Razor also reminds us that we have always been an engaged religion.  In light of the news this week—nearly 300 dead now in the fighting in Basra, I invite each of you to discern for yourself what actions make sense, to keep up with what is happening in this war waged in our name, to consider seeing Edith Good after the service or going on-line later and joining the UUSC, despite my squabbles with some of their message, I believe in them as the humanitarian face of Unitarian Universalism in the world. 

Our Peace Conversations Group is already involved in many ways, from lobbying to sending comfort to soldiers, to assisting Iraqi refugees in our community to planning for a major event at the end of May to be held on the downtown mall.  And as we approach this election, hold our candidates accountable on this war.  Question them.  Probe them. About their position on the war, about what resources they are truly giving to our soldiers, about what aid is available for the rebuilding of Iraq and the rebuilding of lives of Iraqis who will never return to the life they knew before, about their commitment to investing in the communities that need rebuilding as well. 

This is an issue of the next election and it is an issue that goes beyond the next election.  We need to commit to the long haul.  I am a Universalist at heart and I believe that no one is beyond redemption and yet a point comes when one must be accountable for one’s actions, when one’s actions may, in fact, move beyond the bounds of “forget and forgive.” Our nation’s moral duty for generations will be to find ways to make reparations for the actions done in our name.   

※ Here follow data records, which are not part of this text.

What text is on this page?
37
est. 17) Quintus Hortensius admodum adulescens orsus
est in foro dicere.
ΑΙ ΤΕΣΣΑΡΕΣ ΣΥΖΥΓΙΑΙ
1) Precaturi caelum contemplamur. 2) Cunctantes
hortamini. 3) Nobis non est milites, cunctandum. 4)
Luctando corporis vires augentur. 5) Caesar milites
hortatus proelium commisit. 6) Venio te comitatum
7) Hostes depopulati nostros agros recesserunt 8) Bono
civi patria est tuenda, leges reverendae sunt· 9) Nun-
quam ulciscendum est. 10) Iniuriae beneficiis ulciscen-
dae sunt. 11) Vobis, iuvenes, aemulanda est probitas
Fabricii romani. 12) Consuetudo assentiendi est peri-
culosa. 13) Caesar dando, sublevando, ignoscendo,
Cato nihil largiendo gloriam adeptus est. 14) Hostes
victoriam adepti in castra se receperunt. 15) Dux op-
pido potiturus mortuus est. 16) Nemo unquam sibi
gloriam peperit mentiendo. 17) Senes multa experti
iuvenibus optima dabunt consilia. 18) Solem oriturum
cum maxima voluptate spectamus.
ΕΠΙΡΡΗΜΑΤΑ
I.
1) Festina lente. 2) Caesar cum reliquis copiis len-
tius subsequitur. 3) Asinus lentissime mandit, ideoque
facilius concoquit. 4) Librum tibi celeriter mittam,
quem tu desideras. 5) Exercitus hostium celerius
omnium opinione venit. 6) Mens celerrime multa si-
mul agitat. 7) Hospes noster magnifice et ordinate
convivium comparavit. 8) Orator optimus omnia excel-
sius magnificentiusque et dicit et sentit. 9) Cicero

We are a faith that can hold multiple truths and the world needs us to demonstrate that capacity.  We are the faith of reason and the world needs our reason.  We are a faith of engagement and the world desperately needs our engagement.  As much as we value discernment, we cannot THINK our way into action—we can only act in faith, the faith that is our best attempt to do no harm and increase the world’s unity.  This morning’s is not a message of comfort, still it is a message of hope. As a religious people, our efforts make a difference when we join them to others working to reclaim a moral position for our nation in this world.  As a movement, a religious movement, may we all have the courage to meet the moral and ethical obligations of our time, in the name of the generations to come.  May we be the ones to make it so.  Amen.